"Frivolous lawsuits," allow me to introduce you to insurance company "frivolous defenses." A recent Ohio case shows the tactics insurance companies will employ to avoid paying Ohio auto accident claims due to specious "technicalities."
Quick facts: Driver is insured with "Nationwide Mutual Insurance Company." He is injured in a crash and brings a lawsuit against "Nationwide Insurance Company." As is required by Ohio law, his attorney attaches a copy of the "Nationwide Mutual Insurance Company" policy to his complaint.
Nationwide moves to dismiss the lawsuit, claiming that the plaintiff/injured party sued the wrong party--"Nationwide Insurance Company"--instead of the proper party, "Nationwide MUTUAL Insurance Company." The trial judge dismisses the case, buying into this technical argument.
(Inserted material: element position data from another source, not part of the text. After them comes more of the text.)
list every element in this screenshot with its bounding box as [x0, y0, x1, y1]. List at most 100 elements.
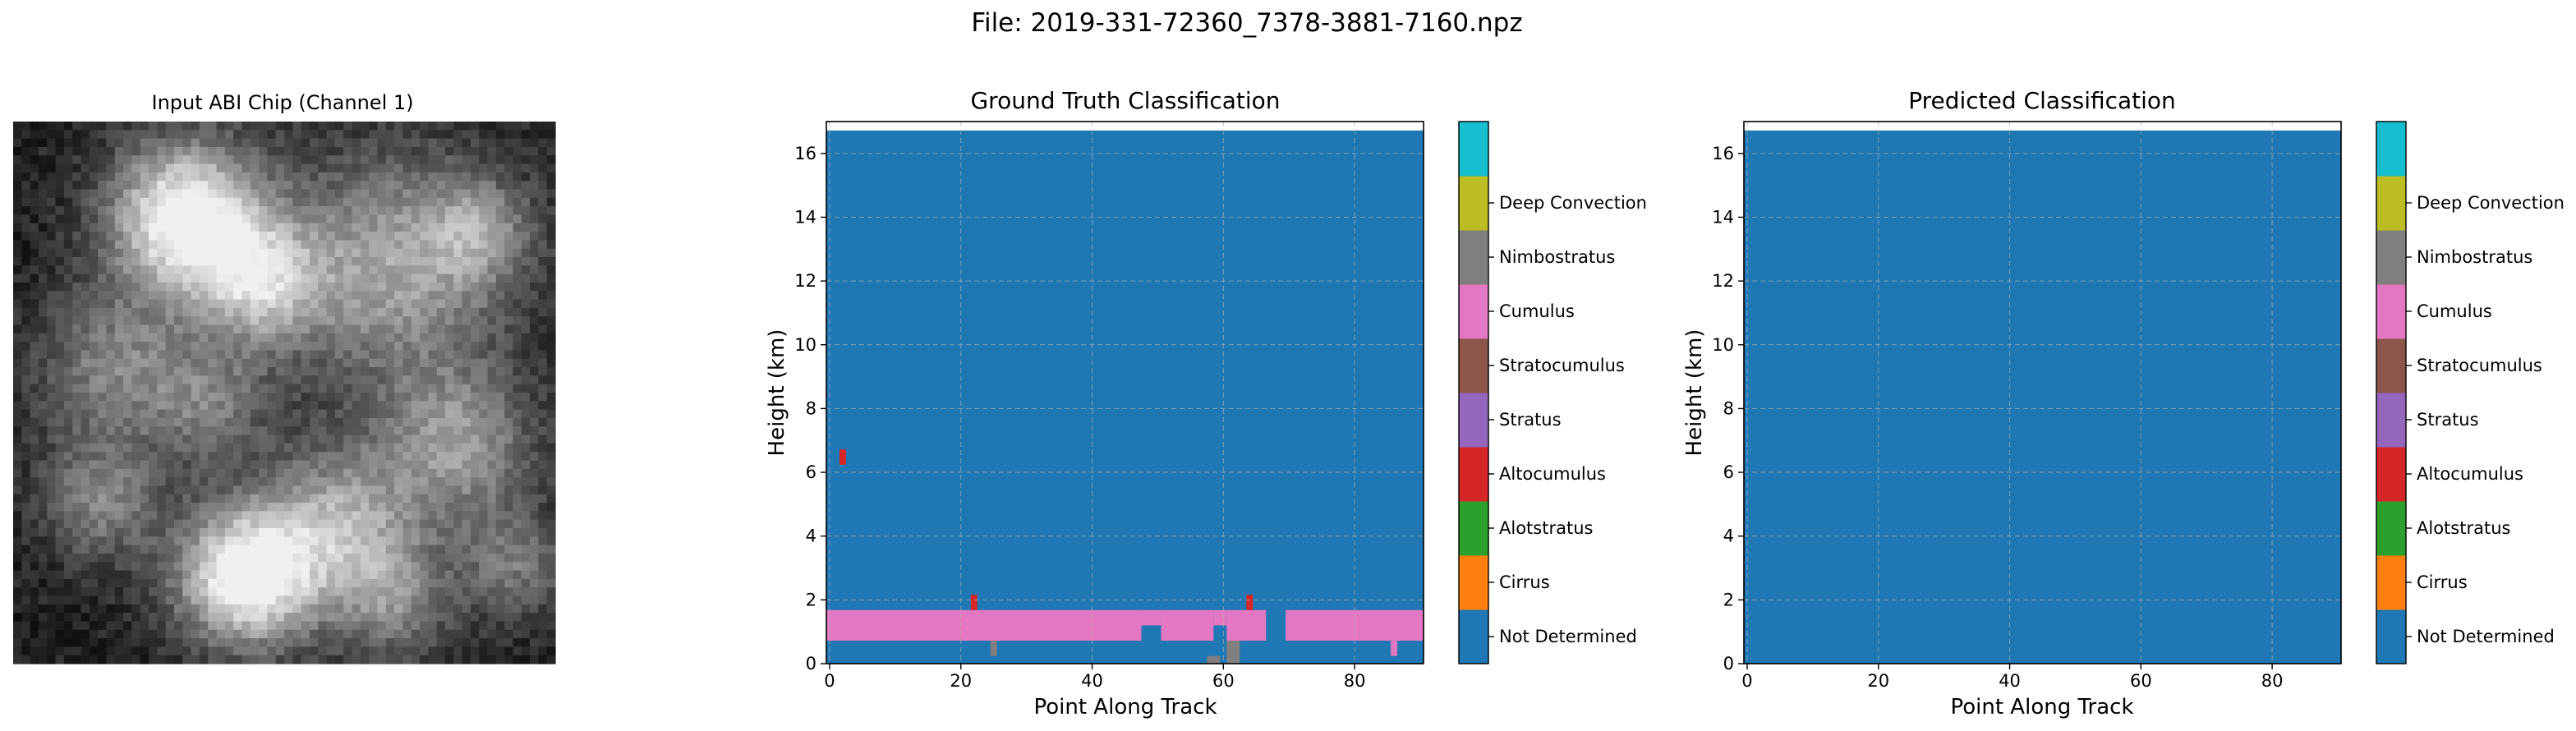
ground-truth-title: Ground Truth Classification: [970, 87, 1280, 114]
colorbar-label: Deep Convection: [2417, 193, 2564, 213]
background-class-field: [1744, 130, 2341, 664]
y-tick-label: 4: [806, 526, 816, 546]
colorbar-segment: [2376, 284, 2406, 339]
y-tick-label: 10: [1712, 335, 1734, 355]
y-tick-label: 14: [794, 207, 816, 227]
colorbar-segment: [2376, 122, 2406, 177]
class-region-stratocumulus: [1161, 609, 1214, 641]
colorbar-label: Stratus: [2417, 410, 2479, 430]
class-region-cumulus: [1226, 641, 1240, 664]
colorbar-segment: [2376, 501, 2406, 556]
x-tick-label: 0: [1741, 671, 1752, 691]
colorbar-frame: [1458, 121, 1489, 664]
y-tick-label: 12: [1712, 271, 1734, 291]
colorbar-label: Alotstratus: [1499, 518, 1593, 538]
y-tick-label: 16: [1712, 144, 1734, 163]
class-region-alotstratus: [1246, 595, 1254, 610]
colorbar-segment: [1459, 338, 1488, 393]
colorbar-segment: [1459, 609, 1488, 664]
y-tick-label: 12: [794, 271, 816, 291]
x-tick-label: 80: [2261, 671, 2284, 691]
x-tick-label: 0: [824, 671, 835, 691]
colorbar-segment: [1459, 501, 1488, 556]
colorbar-label: Cirrus: [1499, 572, 1550, 592]
class-region-stratocumulus: [1391, 641, 1398, 656]
y-tick-label: 6: [1723, 462, 1734, 482]
colorbar-label: Not Determined: [2417, 627, 2555, 646]
colorbar-segment: [2376, 393, 2406, 448]
class-region-cumulus: [1207, 655, 1221, 664]
x-tick-label: 40: [1081, 671, 1103, 691]
y-tick-label: 14: [1712, 207, 1734, 227]
figure-suptitle: File: 2019-331-72360_7378-3881-7160.npz: [971, 8, 1522, 38]
y-tick-label: 6: [806, 462, 816, 482]
ground-truth-panel: Ground Truth Classification 0 20 40 60 80 0 2 4…: [765, 87, 1647, 720]
class-region-stratocumulus: [826, 609, 1142, 641]
x-tick-label: 80: [1344, 671, 1366, 691]
colorbar-segment: [1459, 176, 1488, 231]
y-tick-label: 0: [1723, 654, 1734, 674]
x-tick-label: 60: [1212, 671, 1235, 691]
class-region-stratocumulus: [1213, 609, 1227, 626]
colorbar-segment: [2376, 230, 2406, 285]
colorbar-label: Cirrus: [2417, 572, 2468, 592]
predicted-ylabel: Height (km): [1682, 329, 1707, 457]
colorbar-frame: [2376, 121, 2407, 664]
colorbar-segment: [2376, 609, 2406, 664]
colorbar-label: Alotstratus: [2417, 518, 2510, 538]
axes-frame: [826, 121, 1424, 664]
axes-frame: [1743, 121, 2342, 664]
colorbar-segment: [1459, 284, 1488, 339]
class-region-alotstratus: [839, 449, 846, 465]
y-tick-label: 8: [1723, 398, 1734, 418]
colorbar-label: Stratocumulus: [2417, 356, 2542, 375]
colorbar-label: Stratus: [1499, 410, 1562, 430]
colorbar-label: Deep Convection: [1499, 193, 1647, 213]
colorbar-segment: [1459, 393, 1488, 448]
y-tick-label: 16: [794, 144, 816, 163]
colorbar-label: Cumulus: [1499, 301, 1575, 321]
colorbar-segment: [1459, 122, 1488, 177]
predicted-colorbar: Not Determined Cirrus Alotstratus Altocumul…: [2376, 121, 2564, 664]
colorbar-label: Altocumulus: [2417, 464, 2523, 484]
x-tick-label: 20: [1867, 671, 1889, 691]
y-tick-label: 2: [1723, 590, 1734, 609]
ground-truth-xlabel: Point Along Track: [1033, 695, 1217, 720]
ground-truth-colorbar: Not Determined Cirrus Alotstratus Altocumul…: [1458, 121, 1647, 664]
x-tick-label: 40: [1999, 671, 2021, 691]
y-tick-label: 0: [806, 654, 816, 674]
colorbar-label: Not Determined: [1499, 627, 1637, 646]
y-tick-label: 4: [1723, 526, 1734, 546]
predicted-title: Predicted Classification: [1908, 87, 2176, 114]
colorbar-segment: [2376, 447, 2406, 502]
background-class-field: [826, 130, 1424, 664]
x-tick-label: 60: [2130, 671, 2152, 691]
colorbar-segment: [2376, 338, 2406, 393]
colorbar-label: Cumulus: [2417, 301, 2492, 321]
predicted-xlabel: Point Along Track: [1950, 695, 2133, 720]
class-region-cumulus: [990, 641, 997, 656]
input-chip-panel: Input ABI Chip (Channel 1): [13, 91, 556, 664]
predicted-panel: Predicted Classification 0 20 40 60 80 0 2 4 6 8 1…: [1682, 87, 2564, 720]
input-chip-title: Input ABI Chip (Channel 1): [151, 91, 413, 114]
input-chip-image: [13, 122, 556, 664]
colorbar-segment: [2376, 555, 2406, 610]
colorbar-label: Stratocumulus: [1499, 356, 1625, 375]
y-tick-label: 8: [806, 398, 816, 418]
x-tick-label: 20: [950, 671, 972, 691]
colorbar-segment: [1459, 447, 1488, 502]
ground-truth-plot-area: 0 20 40 60 80 0 2 4 6 8 10 12 14 16: [794, 121, 1424, 691]
ground-truth-ylabel: Height (km): [765, 329, 789, 457]
colorbar-segment: [1459, 230, 1488, 285]
class-region-stratocumulus: [1226, 609, 1267, 641]
colorbar-segment: [2376, 176, 2406, 231]
colorbar-segment: [1459, 555, 1488, 610]
colorbar-label: Altocumulus: [1499, 464, 1606, 484]
y-tick-label: 2: [806, 590, 816, 609]
class-region-alotstratus: [970, 595, 978, 610]
predicted-plot-area: 0 20 40 60 80 0 2 4 6 8 10 12 14 16: [1712, 121, 2342, 691]
class-region-stratocumulus: [1141, 609, 1162, 626]
colorbar-label: Nimbostratus: [1499, 247, 1615, 267]
y-tick-label: 10: [794, 335, 816, 355]
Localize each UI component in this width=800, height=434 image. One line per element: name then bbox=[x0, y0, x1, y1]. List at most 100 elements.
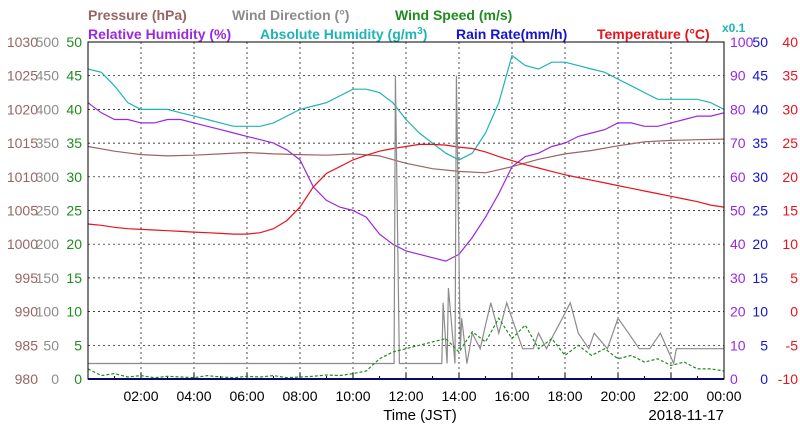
series-line-wind-direction bbox=[88, 75, 724, 366]
right-axes: 0102030405060708090100051015202530354045… bbox=[730, 34, 798, 387]
legend-temperature: Temperature (°C) bbox=[597, 26, 710, 42]
x-axis-label: Time (JST) bbox=[383, 407, 457, 424]
y-tick-label-pressure: 1025 bbox=[7, 68, 38, 84]
y-tick-label-pressure: 1030 bbox=[7, 34, 38, 50]
y-tick-label-wind-direction: 300 bbox=[36, 169, 60, 185]
y-tick-label-pressure: 1015 bbox=[7, 135, 38, 151]
y-tick-label-temperature: 25 bbox=[782, 135, 798, 151]
y-tick-label-wind-direction: 500 bbox=[36, 34, 60, 50]
y-tick-label-temperature: 5 bbox=[790, 270, 798, 286]
y-tick-label-temperature: 35 bbox=[782, 68, 798, 84]
y-tick-label-wind-direction: 100 bbox=[36, 304, 60, 320]
y-tick-label-pressure: 1000 bbox=[7, 236, 38, 252]
legend-absolute-humidity-end: ) bbox=[423, 26, 428, 42]
x-tick-label: 10:00 bbox=[335, 388, 370, 404]
y-tick-label-relative-humidity: 100 bbox=[730, 34, 754, 50]
x-axis-ticks: 02:00 04:00 06:00 08:00 10:00 12:00 14:00 16:00… bbox=[114, 373, 742, 404]
y-tick-label-temperature: 40 bbox=[782, 34, 798, 50]
legend-absolute-humidity: Absolute Humidity (g/m3) bbox=[260, 26, 427, 42]
y-tick-label-rain-rate: 10 bbox=[752, 304, 768, 320]
y-tick-label-wind-direction: 50 bbox=[43, 337, 59, 353]
y-tick-label-relative-humidity: 50 bbox=[730, 203, 746, 219]
y-tick-label-relative-humidity: 80 bbox=[730, 101, 746, 117]
x-tick-label: 12:00 bbox=[388, 388, 423, 404]
y-tick-label-wind-direction: 450 bbox=[36, 68, 60, 84]
y-tick-label-wind-speed: 5 bbox=[74, 337, 82, 353]
y-tick-label-wind-direction: 350 bbox=[36, 135, 60, 151]
y-tick-label-wind-speed: 0 bbox=[74, 371, 82, 387]
y-tick-label-temperature: 30 bbox=[782, 101, 798, 117]
y-tick-label-rain-rate: 25 bbox=[752, 203, 768, 219]
x-tick-label: 08:00 bbox=[282, 388, 317, 404]
y-tick-label-wind-direction: 250 bbox=[36, 203, 60, 219]
y-tick-label-pressure: 995 bbox=[15, 270, 39, 286]
legend-relative-humidity: Relative Humidity (%) bbox=[88, 26, 231, 42]
y-tick-label-wind-speed: 50 bbox=[66, 34, 82, 50]
x-tick-label: 20:00 bbox=[600, 388, 635, 404]
y-tick-label-rain-rate: 45 bbox=[752, 68, 768, 84]
y-tick-label-relative-humidity: 70 bbox=[730, 135, 746, 151]
y-tick-label-relative-humidity: 40 bbox=[730, 236, 746, 252]
y-tick-label-wind-speed: 30 bbox=[66, 169, 82, 185]
y-tick-label-rain-rate: 30 bbox=[752, 169, 768, 185]
y-tick-label-wind-speed: 40 bbox=[66, 101, 82, 117]
y-tick-label-wind-speed: 15 bbox=[66, 270, 82, 286]
legend-rain-rate: Rain Rate(mm/h) bbox=[456, 26, 567, 42]
y-tick-label-pressure: 1020 bbox=[7, 101, 38, 117]
y-tick-label-wind-speed: 25 bbox=[66, 203, 82, 219]
chart-date: 2018-11-17 bbox=[648, 407, 724, 424]
y-tick-label-rain-rate: 40 bbox=[752, 101, 768, 117]
x-tick-label: 18:00 bbox=[547, 388, 582, 404]
y-tick-label-wind-speed: 20 bbox=[66, 236, 82, 252]
y-tick-label-wind-speed: 45 bbox=[66, 68, 82, 84]
grid bbox=[88, 42, 724, 379]
y-tick-label-pressure: 980 bbox=[15, 371, 39, 387]
left-axes: 9809859909951000100510101015102010251030… bbox=[7, 34, 82, 387]
y-tick-label-pressure: 1010 bbox=[7, 169, 38, 185]
y-tick-label-temperature: 15 bbox=[782, 203, 798, 219]
y-tick-label-pressure: 985 bbox=[15, 337, 39, 353]
y-tick-label-rain-rate: 50 bbox=[752, 34, 768, 50]
y-tick-label-rain-rate: 15 bbox=[752, 270, 768, 286]
legend-absolute-humidity-sup: 3 bbox=[417, 26, 423, 37]
y-tick-label-relative-humidity: 60 bbox=[730, 169, 746, 185]
legend-pressure: Pressure (hPa) bbox=[88, 7, 187, 23]
legend-wind-speed: Wind Speed (m/s) bbox=[395, 7, 512, 23]
y-tick-label-temperature: 0 bbox=[790, 304, 798, 320]
y-tick-label-rain-rate: 0 bbox=[760, 371, 768, 387]
y-tick-label-temperature: 10 bbox=[782, 236, 798, 252]
y-tick-label-temperature: 20 bbox=[782, 169, 798, 185]
legend-absolute-humidity-scale: x0.1 bbox=[722, 21, 746, 35]
y-tick-label-wind-direction: 200 bbox=[36, 236, 60, 252]
series-line-relative-humidity bbox=[87, 102, 725, 262]
y-tick-label-relative-humidity: 30 bbox=[730, 270, 746, 286]
y-tick-label-wind-speed: 35 bbox=[66, 135, 82, 151]
y-tick-label-rain-rate: 5 bbox=[760, 337, 768, 353]
y-tick-label-wind-direction: 150 bbox=[36, 270, 60, 286]
y-tick-label-wind-direction: 400 bbox=[36, 101, 60, 117]
y-tick-label-rain-rate: 20 bbox=[752, 236, 768, 252]
x-tick-label: 00:00 bbox=[706, 388, 741, 404]
y-tick-label-relative-humidity: 20 bbox=[730, 304, 746, 320]
y-tick-label-relative-humidity: 0 bbox=[730, 371, 738, 387]
series-line-pressure bbox=[87, 138, 725, 174]
y-tick-label-temperature: -5 bbox=[786, 337, 799, 353]
series-line-temperature bbox=[87, 143, 725, 235]
series-line-relative-humidity bbox=[87, 54, 725, 161]
x-tick-label: 22:00 bbox=[653, 388, 688, 404]
y-tick-label-relative-humidity: 90 bbox=[730, 68, 746, 84]
x-tick-label: 14:00 bbox=[441, 388, 476, 404]
legend-absolute-humidity-main: Absolute Humidity (g/m bbox=[260, 26, 417, 42]
y-tick-label-pressure: 1005 bbox=[7, 203, 38, 219]
y-tick-label-wind-direction: 0 bbox=[51, 371, 59, 387]
legend-wind-direction: Wind Direction (°) bbox=[232, 7, 349, 23]
plot-frame bbox=[87, 41, 725, 380]
y-tick-label-rain-rate: 35 bbox=[752, 135, 768, 151]
y-tick-label-relative-humidity: 10 bbox=[730, 337, 746, 353]
x-tick-label: 02:00 bbox=[123, 388, 158, 404]
y-tick-label-temperature: -10 bbox=[778, 371, 798, 387]
y-tick-label-pressure: 990 bbox=[15, 304, 39, 320]
y-tick-label-wind-speed: 10 bbox=[66, 304, 82, 320]
x-tick-label: 06:00 bbox=[229, 388, 264, 404]
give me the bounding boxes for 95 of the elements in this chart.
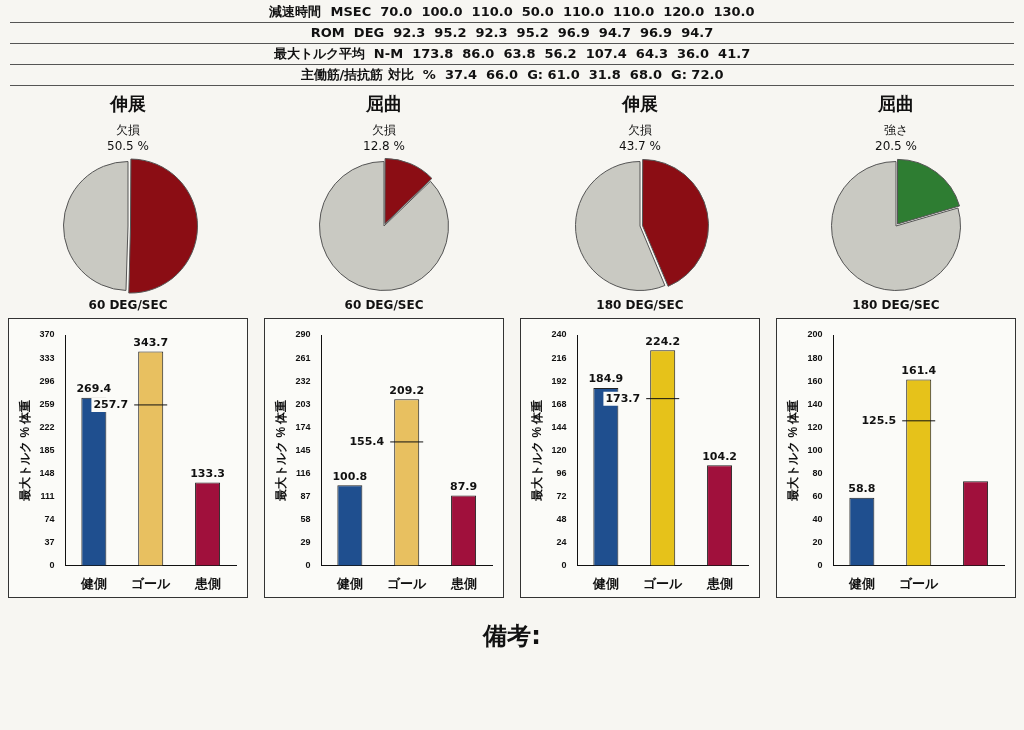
y-tick-label: 116: [295, 467, 311, 478]
y-tick-label: 180: [807, 352, 823, 363]
y-tick-label: 333: [39, 352, 55, 363]
chart-title: 屈曲: [365, 92, 403, 116]
text: 備考:: [481, 621, 542, 652]
x-tick-label: 健側: [591, 575, 619, 591]
slice-label: 欠損: [115, 122, 141, 139]
y-tick-label: 96: [556, 467, 567, 478]
y-tick-label: 174: [295, 421, 311, 432]
y-tick-label: 222: [39, 421, 55, 432]
ref-line-label: 173.7: [605, 391, 641, 405]
text: 減速時間 MSEC 70.0 100.0 110.0 50.0 110.0 110.0 120.0 130.0: [10, 2, 1014, 23]
data-label: 224.2: [645, 334, 681, 348]
y-tick-label: 60: [812, 490, 823, 501]
y-tick-label: 74: [44, 513, 55, 524]
y-tick-label: 0: [817, 559, 823, 570]
y-tick-label: 120: [551, 444, 567, 455]
y-tick-label: 24: [556, 536, 567, 547]
data-label: 343.7: [133, 335, 169, 349]
text: 最大トルク平均 N-M 173.8 86.0 63.8 56.2 107.4 64.3 36.0 41.7: [10, 44, 1014, 65]
y-tick-label: 145: [295, 444, 311, 455]
y-tick-label: 40: [812, 513, 823, 524]
chart-title: 屈曲: [877, 92, 915, 116]
data-label: 50.5 %: [106, 139, 150, 153]
y-tick-label: 296: [39, 375, 55, 386]
y-axis-title: 最大トルク % 体重: [17, 399, 32, 502]
x-tick-label: ゴール: [131, 575, 172, 591]
data-label: 104.2: [702, 449, 737, 463]
y-tick-label: 203: [295, 398, 311, 409]
x-tick-label: ゴール: [899, 575, 940, 591]
ref-line-label: 125.5: [861, 413, 897, 427]
y-tick-label: 140: [807, 398, 823, 409]
data-label: 184.9: [588, 372, 624, 386]
data-label: 100.8: [332, 469, 368, 483]
y-tick-label: 100: [807, 444, 823, 455]
y-tick-label: 80: [812, 467, 823, 478]
y-tick-label: 370: [39, 329, 55, 340]
slice-label: 強さ: [883, 122, 909, 139]
x-tick-label: 患側: [449, 575, 477, 591]
text: ROM DEG 92.3 95.2 92.3 95.2 96.9 94.7 96.9 94.7: [10, 23, 1014, 44]
y-tick-label: 290: [295, 329, 311, 340]
y-tick-label: 87: [300, 490, 311, 501]
x-tick-label: ゴール: [643, 575, 684, 591]
y-tick-label: 259: [39, 398, 55, 409]
text: 60 DEG/SEC: [87, 298, 169, 312]
y-tick-label: 0: [49, 559, 55, 570]
y-axis-title: 最大トルク % 体重: [529, 399, 544, 502]
data-label: 161.4: [901, 363, 937, 377]
y-tick-label: 29: [300, 536, 311, 547]
slice-label: 欠損: [627, 122, 653, 139]
y-tick-label: 200: [807, 329, 823, 340]
y-tick-label: 72: [556, 490, 567, 501]
y-axis-title: 最大トルク % 体重: [785, 399, 800, 502]
y-tick-label: 0: [305, 559, 311, 570]
x-tick-label: 患側: [193, 575, 221, 591]
y-tick-label: 20: [812, 536, 823, 547]
y-axis-title: 最大トルク % 体重: [273, 399, 288, 502]
y-tick-label: 160: [807, 375, 823, 386]
data-label: 209.2: [389, 383, 425, 397]
data-label: 12.8 %: [362, 139, 406, 153]
chart-title: 伸展: [620, 92, 659, 116]
data-label: 133.3: [190, 466, 225, 480]
chart-title: 伸展: [108, 92, 147, 116]
y-tick-label: 48: [556, 513, 567, 524]
y-tick-label: 192: [551, 375, 567, 386]
text: 60 DEG/SEC: [343, 298, 425, 312]
y-tick-label: 37: [44, 536, 55, 547]
data-label: 269.4: [76, 382, 112, 395]
y-tick-label: 58: [300, 513, 311, 524]
y-tick-label: 111: [40, 490, 55, 501]
text: 180 DEG/SEC: [851, 298, 941, 312]
ref-line-label: 257.7: [93, 397, 129, 411]
y-tick-label: 0: [561, 559, 567, 570]
data-label: 43.7 %: [618, 139, 662, 153]
ref-line-label: 155.4: [349, 434, 385, 448]
data-label: 58.8: [848, 482, 876, 496]
y-tick-label: 240: [551, 329, 567, 340]
data-label: 20.5 %: [874, 139, 918, 153]
y-tick-label: 144: [551, 421, 567, 432]
y-tick-label: 261: [295, 352, 311, 363]
slice-label: 欠損: [371, 122, 397, 139]
y-tick-label: 185: [39, 444, 55, 455]
y-tick-label: 120: [807, 421, 823, 432]
y-tick-label: 148: [39, 467, 55, 478]
x-tick-label: 健側: [79, 575, 107, 591]
x-tick-label: 患側: [705, 575, 733, 591]
x-tick-label: 健側: [847, 575, 875, 591]
text: 主働筋/拮抗筋 対比 % 37.4 66.0 G: 61.0 31.8 68.0 G: 72.0: [10, 65, 1014, 86]
x-tick-label: ゴール: [387, 575, 428, 591]
y-tick-label: 168: [551, 398, 567, 409]
x-tick-label: 健側: [335, 575, 363, 591]
data-label: 87.9: [450, 479, 478, 493]
y-tick-label: 216: [551, 352, 567, 363]
y-tick-label: 232: [295, 375, 311, 386]
text: 180 DEG/SEC: [595, 298, 685, 312]
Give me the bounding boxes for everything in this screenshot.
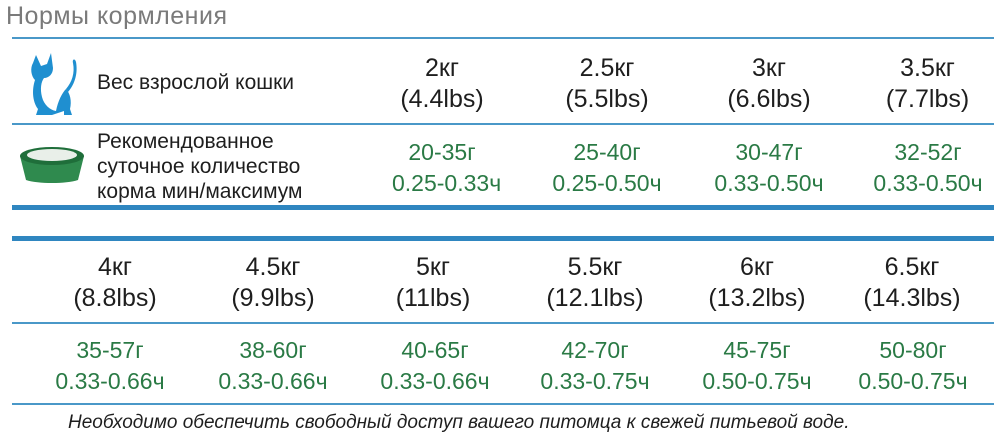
- food-cups: 0.33-0.66ч: [218, 368, 328, 394]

Thankfully, The Court Of Appeals reinstated the lawsuit, reasoning that Nationwide was on notice of the lawsuit and was not prejudiced by plaintiff's failure to include the "Mutual" description in the complaint.
The Court Of Appeals recognized that Nationwide's legal manuverings were much to do about nothing, and now the injured party will at least get his day in court. Not a very sexy opinion that's likely to make front page news, but it illustrates the efforts insurance companies will undertake to avoid paying on a claim. And, keep in mind, this was the injured party's OWN insurance company!!!